Privacy policy

Privacy Policy

1. Introduction

With this privacy policy, we inform you about which personal data we process, for what purposes, and to what extent. This privacy policy applies to all data processing activities we conduct, particularly on our website, in our practice, and within external online presences such as social media profiles.

2. Controller

Dental Practice
Dr. med. dent. Nicole Horvath
Dr. med. dent. Sebastian Horvath
Dr. med. dent. Domonkos Horvath
Bahnhofstraße 24, 79798 Jestetten, Germany
Email: kontakt@drhorvath.de
Phone: +49 7745 7211
Imprint: www.drhorvath.de/impressum/

3. Data Protection Officer

Email: datenschutz@drhorvath.de

4. Types of Processed Data

• Basic data (e.g., names, addresses)
• Contact details (e.g., email, phone number)
• Content data (e.g., text entries in online forms)
• Usage data (e.g., visited websites, access times)
• Meta/communication data (e.g., IP addresses, browser information)
• Contract data (e.g., treatment details, invoices)
• Payment data (e.g., invoice amounts, payment methods)
• Special categories of personal data (health data under Art. 9(1) GDPR)

5. Purposes of Processing

• Provision of the website and optimization of user experience
• Appointment scheduling and patient communication
• Responding to inquiries (via phone, email, WhatsApp, contact form)
• Payment processing
• Advertising, analysis, and remarketing
• Security measures (including video surveillance)

6. Legal Bases for Processing

• Consent (Art. 6(1)(a) GDPR)
• Contract performance and pre-contractual measures (Art. 6(1)(b) GDPR)
• Legal obligation (Art. 6(1)(c) GDPR)
• Legitimate interest (Art. 6(1)(f) GDPR)

7. Data Transmission to Dental Laboratories

As part of dental treatment, we collaborate with external dental laboratories to create customized dental prosthetics, aligners, and other dental products for our patients. Relevant patient data is transmitted exclusively via our own secure server. This processing is based on the fulfillment of the treatment contract (Art. 6(1)(b) GDPR) and medical care (Art. 9(2)(h) GDPR).

8. Hosting and Security

Our website is hosted by Kinsta and uses Cloudflare for speed optimization and security. We implement technical and organizational security measures to protect your data.

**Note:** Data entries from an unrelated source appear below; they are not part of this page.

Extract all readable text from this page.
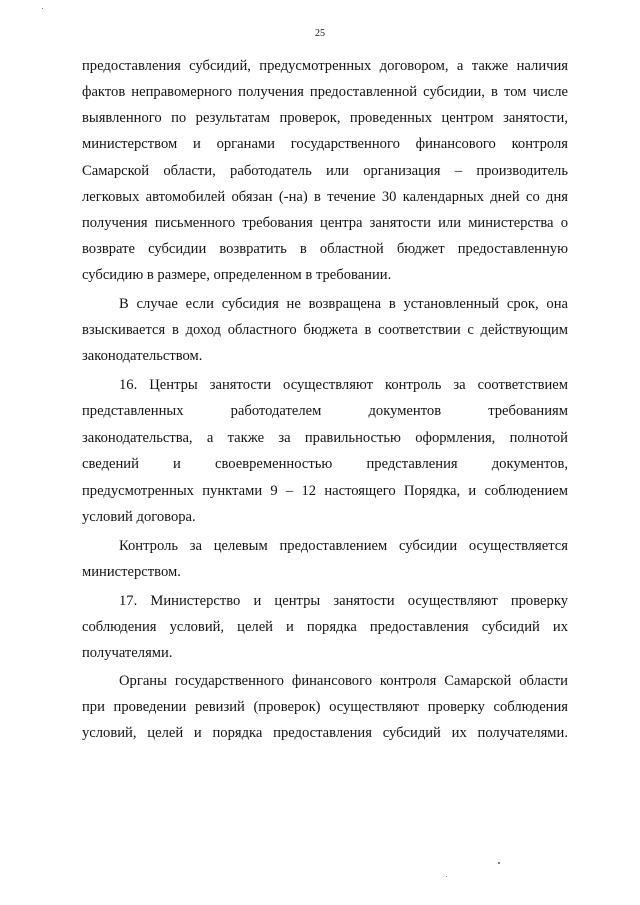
25
предоставления субсидий, предусмотренных договором, а также наличия
фактов неправомерного получения предоставленной субсидии, в том числе
выявленного по результатам проверок, проведенных центром занятости,
министерством и органами государственного финансового контроля
Самарской области, работодатель или организация – производитель
легковых автомобилей обязан (-на) в течение 30 календарных дней со дня
получения письменного требования центра занятости или министерства о
возврате субсидии возвратить в областной бюджет предоставленную
субсидию в размере, определенном в требовании.
В случае если субсидия не возвращена в установленный срок, она
взыскивается в доход областного бюджета в соответствии с действующим
законодательством.
16. Центры занятости осуществляют контроль за соответствием
представленных работодателем документов требованиям
законодательства, а также за правильностью оформления, полнотой
сведений и своевременностью представления документов,
предусмотренных пунктами 9 – 12 настоящего Порядка, и соблюдением
условий договора.
Контроль за целевым предоставлением субсидии осуществляется
министерством.
17. Министерство и центры занятости осуществляют проверку
соблюдения условий, целей и порядка предоставления субсидий их
получателями.
Органы государственного финансового контроля Самарской области
при проведении ревизий (проверок) осуществляют проверку соблюдения
условий, целей и порядка предоставления субсидий их получателями.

9. Contact and Communication

• Contact Form: Data entered is processed on the website and sent to us via email. Consent is required before submission. Sensitive data should not be transmitted via the contact form.
• Email Communication: We operate our own email server, and emails are stored within the EU. Please do not send sensitive data via email.
• WhatsApp Business: Please note that WhatsApp transfers data to Meta (USA). We recommend not sending sensitive data via WhatsApp.

10. Web Analytics and Marketing

We use Google Analytics via Google Tag Manager, with IP anonymization enabled. You can opt out of Google Analytics tracking: Opt-Out Link.

We also use Google Ads and Facebook/Instagram Ads for conversion tracking and remarketing. You can opt out here:

• Google: adssettings.google.com
• Meta (Facebook/Instagram): www.facebook.com/adpreferences/ad_settings

11. Video Surveillance

We operate video surveillance inside and outside our premises for security purposes. Recordings are stored for 30 days and then deleted unless required for evidence. Treatment rooms are excluded from surveillance.

12. Your Rights as a Data Subject

• Access (Art. 15 GDPR)
• Rectification (Art. 16 GDPR)
• Erasure (Art. 17 GDPR)
• Restriction of processing (Art. 18 GDPR)
• Data portability (Art. 20 GDPR)
• Objection to processing (Art. 21 GDPR)

13. Supervisory Authority

Competent data protection supervisory authority:

The State Commissioner for Data Protection and Freedom of Information Baden-Württemberg
Email: poststelle@lfdi.bwl.de

14. Changes to this Privacy Policy

This privacy policy may be updated to reflect legal changes or adjustments to our data processing activities. Please check this page regularly.